I returned from Scotland about a week ago and was instantly busy with groups By the way, Yellowstone is extremely popular in the UK, so I was well received, especially my owl program.
Anyway, in the last few days I've been able to get back to walking the woods. I really expected nesting to be in full swing. I found just the opposite.
Bluebird and hairy woodpecker females are still flying around, which means they haven't started incubating eggs yet. Idid find a flicker in a cavity but many more still haven't chosen a cavity. I didn't find any sapsuckers.
Re-checking my great gray owl nests, I found all still empty. So that's that.
Yesterday I went on a scout with good friends Dave and Laura. We climbed to a high aspen grove I haven't walked in years. We discovered a pair of bluebirds, also a pair of flickers. Promising nesting will happen soon.
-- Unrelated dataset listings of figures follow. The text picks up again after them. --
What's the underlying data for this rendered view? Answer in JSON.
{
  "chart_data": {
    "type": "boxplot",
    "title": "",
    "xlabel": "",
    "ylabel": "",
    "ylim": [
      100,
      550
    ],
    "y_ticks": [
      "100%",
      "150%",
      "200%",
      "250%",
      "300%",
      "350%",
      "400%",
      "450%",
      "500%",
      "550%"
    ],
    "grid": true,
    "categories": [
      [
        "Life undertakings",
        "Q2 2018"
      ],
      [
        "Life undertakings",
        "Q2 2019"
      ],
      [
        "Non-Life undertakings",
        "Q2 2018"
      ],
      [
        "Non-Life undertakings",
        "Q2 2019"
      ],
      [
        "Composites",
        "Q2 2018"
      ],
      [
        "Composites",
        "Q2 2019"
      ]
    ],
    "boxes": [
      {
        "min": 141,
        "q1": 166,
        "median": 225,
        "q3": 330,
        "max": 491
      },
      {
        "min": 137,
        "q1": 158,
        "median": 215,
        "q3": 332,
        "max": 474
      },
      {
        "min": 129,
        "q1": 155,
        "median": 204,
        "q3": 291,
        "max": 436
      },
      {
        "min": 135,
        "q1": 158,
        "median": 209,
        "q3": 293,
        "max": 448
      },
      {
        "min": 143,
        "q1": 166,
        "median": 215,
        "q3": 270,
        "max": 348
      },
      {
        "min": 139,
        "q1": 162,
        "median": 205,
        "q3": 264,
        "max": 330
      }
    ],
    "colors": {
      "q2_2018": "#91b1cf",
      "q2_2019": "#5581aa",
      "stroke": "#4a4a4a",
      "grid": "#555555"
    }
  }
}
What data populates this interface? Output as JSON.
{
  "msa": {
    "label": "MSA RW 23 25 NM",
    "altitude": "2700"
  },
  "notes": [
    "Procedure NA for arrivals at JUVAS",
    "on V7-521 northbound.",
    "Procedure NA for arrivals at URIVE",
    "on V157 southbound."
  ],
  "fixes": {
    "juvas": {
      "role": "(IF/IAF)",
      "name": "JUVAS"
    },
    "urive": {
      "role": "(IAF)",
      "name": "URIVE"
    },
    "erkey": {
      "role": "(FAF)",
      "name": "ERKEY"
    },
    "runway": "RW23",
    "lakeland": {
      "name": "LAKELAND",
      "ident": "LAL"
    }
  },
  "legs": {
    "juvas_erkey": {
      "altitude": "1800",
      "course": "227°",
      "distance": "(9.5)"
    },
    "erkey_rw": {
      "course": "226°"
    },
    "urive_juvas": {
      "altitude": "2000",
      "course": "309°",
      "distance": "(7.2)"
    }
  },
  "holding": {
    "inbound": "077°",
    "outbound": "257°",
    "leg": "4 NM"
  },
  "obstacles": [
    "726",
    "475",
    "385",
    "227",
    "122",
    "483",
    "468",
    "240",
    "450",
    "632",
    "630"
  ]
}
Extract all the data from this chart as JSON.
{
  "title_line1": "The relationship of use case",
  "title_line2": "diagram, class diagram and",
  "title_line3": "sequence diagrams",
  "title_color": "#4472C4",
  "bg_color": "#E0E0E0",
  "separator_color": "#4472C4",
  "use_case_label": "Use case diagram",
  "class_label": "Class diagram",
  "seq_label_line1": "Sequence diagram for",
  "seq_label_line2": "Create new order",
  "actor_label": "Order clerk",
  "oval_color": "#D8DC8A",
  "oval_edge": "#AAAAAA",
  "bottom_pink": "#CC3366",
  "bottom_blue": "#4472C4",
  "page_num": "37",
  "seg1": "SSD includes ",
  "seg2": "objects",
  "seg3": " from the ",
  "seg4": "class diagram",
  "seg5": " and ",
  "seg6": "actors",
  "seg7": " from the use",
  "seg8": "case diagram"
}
We climbed higher, reaching a view of decades old fence line that stretches across the sage flats backed by snow covered Pilot-Index. Shortly after we re-entered a stand of mixed forests that lead down to the river. Cindy and I had found evidence of great gray owls here some ten years ago, so I thought we'd look around a bit. As we walked down a long meadow, a feather blowing in the wind caught my eye. It was from a great gray. We were instantly excited. But, that excitement quickly dropped to frustration as more feathers came to view. More than two dozen. We'd discovered what remained of a dead owl.
How did it die?
Killed by another owl..... maybe a goshawk? More likely, it starved to death.
The tail feathers told me it was an adult male. Did that mean a female was nearby on a nest? The feathers were a few days old. She probably already abandoned the nest, if there was one. We moved on.
Today I climbed up to a pygmy owl nest that was active in 2015. Two bison grazed beneath the aspens. An elk with a calf barked and disappeared into the forest. I sat down on a log to listen. If I was lucky, I'd hear the little owl bring food to its mate. Tree swallows flitted above the aspens. A pair of Williamson sapsuckers moved from tree to tree. The first sapsuckers I've seen. I glassed the cliffs miles to the south. Two goats browsed in a green area.
Time passed. I walked around a bit. Four fresh bear scats lay scattered under a large pine.
I finally gave up. No whistles had sounded from the forest. I wasn't surprised. I haven't seen a pygmy owl since January.
Like the great grays, pygmy nest are going to be few and far between.